For the trial, which is currently in phase 1, the team split volunteers into four groups to see how well the pills work.
One group received just pills, the second group received just an injection, the third group received pills and an injection and the fourth received neither.
The new oral vaccine also targets a part of the coronavirus that is less prone to mutation.
The majority of the most commonly recognized variants, including from the UK, South Africa and Brazil – have mutations affecting the virus’s spike protein.
This protein is what the coronavirus uses to ‘hijack’ human cells, make multiple copies of itself and spread throughout the body.
But the new oral vaccine attacks the centre of the virus known as the lipid bilayer envelope, to which the spike protein is anchored.
“And the value of doing so is that we generate killer T cells,’ Soon-Shiong told CBS Los Angeles.
T cells are types of white blood cells that bind to and kill viruses.
The team believes that by generating both antibodies and T cells, recipients would have protection that lasts for a long time.

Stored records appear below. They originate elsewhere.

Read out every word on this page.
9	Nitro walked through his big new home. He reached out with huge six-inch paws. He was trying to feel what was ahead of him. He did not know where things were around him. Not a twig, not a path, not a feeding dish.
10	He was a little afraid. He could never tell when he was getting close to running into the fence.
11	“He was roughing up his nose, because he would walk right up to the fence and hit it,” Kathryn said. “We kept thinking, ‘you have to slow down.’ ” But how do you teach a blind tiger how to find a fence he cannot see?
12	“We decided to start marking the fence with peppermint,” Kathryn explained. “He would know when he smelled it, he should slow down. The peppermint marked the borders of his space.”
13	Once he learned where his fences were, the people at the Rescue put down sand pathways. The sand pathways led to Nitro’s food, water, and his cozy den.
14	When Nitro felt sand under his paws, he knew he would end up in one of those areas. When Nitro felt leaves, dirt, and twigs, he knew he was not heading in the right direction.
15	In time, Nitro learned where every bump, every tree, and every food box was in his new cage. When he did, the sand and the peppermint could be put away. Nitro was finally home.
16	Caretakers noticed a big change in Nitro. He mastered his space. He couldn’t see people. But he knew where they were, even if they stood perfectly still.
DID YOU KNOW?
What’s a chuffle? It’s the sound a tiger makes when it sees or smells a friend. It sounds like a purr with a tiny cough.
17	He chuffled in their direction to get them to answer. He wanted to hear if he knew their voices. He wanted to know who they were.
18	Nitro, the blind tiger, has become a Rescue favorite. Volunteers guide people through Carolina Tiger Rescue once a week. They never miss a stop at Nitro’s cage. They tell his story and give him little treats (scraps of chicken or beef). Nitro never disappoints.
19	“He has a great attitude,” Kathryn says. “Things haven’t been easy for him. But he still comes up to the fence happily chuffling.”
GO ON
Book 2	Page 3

Soon-Chong says the researchers are also testing a combination of an injection and oral vaccines because he believes we may need both to beat back the virus.
“By giving a jab, we hope to develop T cells all around your body,” he told the station.
“And by giving orally, we protect the mucus membranes, the gut and hopefully the nose, the mouth, because that’s how the virus comes in. It doesn’t come in through your blood.”
The trial is open to adults between ages 18 and 55 who have never tested positive for COVID-19 and are not immunodeficient.